Friday, November 29, 2013

Earthworm Burrows

Gerb in Iowa posted excellent pictures of the earthworm burrows he found in his Moody Silty Clay Loam while putting in a new water line.  That immediately reminded me of Odette Menard's great talks about her earthworm studies in Quebec at the NNTC in January.

The 'lowly' Earthworm...I don't think so...
EARTHWORMS - The Benefits

Improve the physical structure of the soil

- improve water filtration rates and absorption rates helping the soil to drain better. Less runoff equals less watering and less erosion.

- the tunneling activity improves soil aeration, porosity, and permeability.

- increase moisture absorption and moisture available to plants. Castings absorb water faster than soil, castings hold more water than equivalent amounts of soil. Bhawalker Earthworm Research Institute

- castings have the ability to absorb moisture from the air and hold it in a manner that plants can use. Bhawalker Earthworm Research Institute

- 25 earthworms per square foot of soil equal 1 million earthworms per acre. Studies in England have shown that in healthy soil forty tons of castings per acre pass through earthworms bodies daily. A new USA study indicates 1½ million worms per acre which move 20 tons of earth each year.

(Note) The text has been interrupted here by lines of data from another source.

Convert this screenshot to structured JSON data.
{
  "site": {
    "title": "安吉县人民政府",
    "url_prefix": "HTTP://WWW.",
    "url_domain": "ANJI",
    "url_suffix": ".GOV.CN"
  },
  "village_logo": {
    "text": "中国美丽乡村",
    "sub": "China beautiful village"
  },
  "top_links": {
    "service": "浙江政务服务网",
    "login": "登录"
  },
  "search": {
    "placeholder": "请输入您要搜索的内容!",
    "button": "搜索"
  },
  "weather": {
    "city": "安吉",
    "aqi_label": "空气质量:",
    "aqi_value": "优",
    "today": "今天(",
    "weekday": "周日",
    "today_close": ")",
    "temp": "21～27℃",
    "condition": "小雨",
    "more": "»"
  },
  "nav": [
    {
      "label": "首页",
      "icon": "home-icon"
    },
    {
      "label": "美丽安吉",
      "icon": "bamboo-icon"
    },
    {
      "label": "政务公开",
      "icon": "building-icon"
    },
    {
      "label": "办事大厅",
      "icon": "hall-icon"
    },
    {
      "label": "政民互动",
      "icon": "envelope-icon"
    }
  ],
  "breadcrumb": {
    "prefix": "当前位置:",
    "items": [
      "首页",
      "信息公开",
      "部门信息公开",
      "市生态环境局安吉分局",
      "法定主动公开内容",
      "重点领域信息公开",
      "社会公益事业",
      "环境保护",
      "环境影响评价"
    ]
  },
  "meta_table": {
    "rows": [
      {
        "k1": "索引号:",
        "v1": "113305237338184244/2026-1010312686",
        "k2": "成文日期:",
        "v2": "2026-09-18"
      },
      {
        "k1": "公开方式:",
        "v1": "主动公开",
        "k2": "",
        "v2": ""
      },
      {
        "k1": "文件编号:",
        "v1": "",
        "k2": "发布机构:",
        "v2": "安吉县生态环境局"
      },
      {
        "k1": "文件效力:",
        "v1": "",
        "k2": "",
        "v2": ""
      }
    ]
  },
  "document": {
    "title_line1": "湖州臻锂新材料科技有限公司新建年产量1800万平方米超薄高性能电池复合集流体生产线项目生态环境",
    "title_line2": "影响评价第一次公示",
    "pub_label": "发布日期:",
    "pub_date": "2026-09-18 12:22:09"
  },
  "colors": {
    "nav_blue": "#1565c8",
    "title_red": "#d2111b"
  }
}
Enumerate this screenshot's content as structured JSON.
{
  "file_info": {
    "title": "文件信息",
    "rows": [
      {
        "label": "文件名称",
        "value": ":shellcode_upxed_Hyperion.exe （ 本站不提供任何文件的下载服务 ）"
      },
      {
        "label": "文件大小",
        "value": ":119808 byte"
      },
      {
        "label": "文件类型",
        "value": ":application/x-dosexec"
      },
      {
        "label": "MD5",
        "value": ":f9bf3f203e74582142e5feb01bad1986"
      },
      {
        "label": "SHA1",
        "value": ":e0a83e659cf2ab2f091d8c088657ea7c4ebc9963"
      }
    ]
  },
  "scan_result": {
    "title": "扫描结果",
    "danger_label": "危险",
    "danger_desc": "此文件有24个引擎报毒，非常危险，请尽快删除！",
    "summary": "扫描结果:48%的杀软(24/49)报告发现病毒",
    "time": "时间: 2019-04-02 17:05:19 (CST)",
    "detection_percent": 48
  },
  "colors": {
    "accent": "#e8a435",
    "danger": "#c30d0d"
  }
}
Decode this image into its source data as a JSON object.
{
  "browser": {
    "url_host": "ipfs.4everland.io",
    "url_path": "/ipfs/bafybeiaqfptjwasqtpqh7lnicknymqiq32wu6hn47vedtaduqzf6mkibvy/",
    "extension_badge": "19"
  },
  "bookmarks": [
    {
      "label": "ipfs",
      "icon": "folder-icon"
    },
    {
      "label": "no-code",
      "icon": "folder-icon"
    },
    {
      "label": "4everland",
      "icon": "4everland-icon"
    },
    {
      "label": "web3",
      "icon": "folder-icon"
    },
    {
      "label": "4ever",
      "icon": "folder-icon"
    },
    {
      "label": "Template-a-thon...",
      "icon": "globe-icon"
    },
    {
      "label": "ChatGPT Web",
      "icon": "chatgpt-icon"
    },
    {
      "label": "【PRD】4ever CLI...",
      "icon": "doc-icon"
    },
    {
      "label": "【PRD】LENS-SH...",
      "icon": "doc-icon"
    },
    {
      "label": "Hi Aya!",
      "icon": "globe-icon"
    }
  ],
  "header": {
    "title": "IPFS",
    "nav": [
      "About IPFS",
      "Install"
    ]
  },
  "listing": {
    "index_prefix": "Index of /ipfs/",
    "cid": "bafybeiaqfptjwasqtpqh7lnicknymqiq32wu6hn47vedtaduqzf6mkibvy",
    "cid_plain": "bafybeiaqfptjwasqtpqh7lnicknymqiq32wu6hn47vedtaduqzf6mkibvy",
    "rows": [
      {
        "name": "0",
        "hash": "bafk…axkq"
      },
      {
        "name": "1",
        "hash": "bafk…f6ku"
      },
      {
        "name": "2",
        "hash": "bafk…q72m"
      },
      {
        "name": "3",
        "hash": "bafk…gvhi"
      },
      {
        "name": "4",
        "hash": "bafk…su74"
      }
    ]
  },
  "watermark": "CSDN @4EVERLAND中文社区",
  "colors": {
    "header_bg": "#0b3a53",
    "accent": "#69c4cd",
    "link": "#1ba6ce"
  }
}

- studies have shown that with good food sources and favorable conditions, a field might have over 100 nightcrawlers per square yard. National Soil Tilth Lab

- One earthworm can digest 36 tons of soil in one year. US Soil Conservation Office

- the tunneling activity of worms helps breakup hardpan and other compacted soils.

- studies have shown that 30% of a fields respiration during cold wet winter-spring months are due to earthworms.

- A study in European orchards found that earthworms could increase the pore space in soil by 75-100% and that earthworm burrows accounted for _ of a soils air-filled pores. Earthworm Ecology and Biogeography in North America, 1995.

What do you do to increase earthworm populations on your land?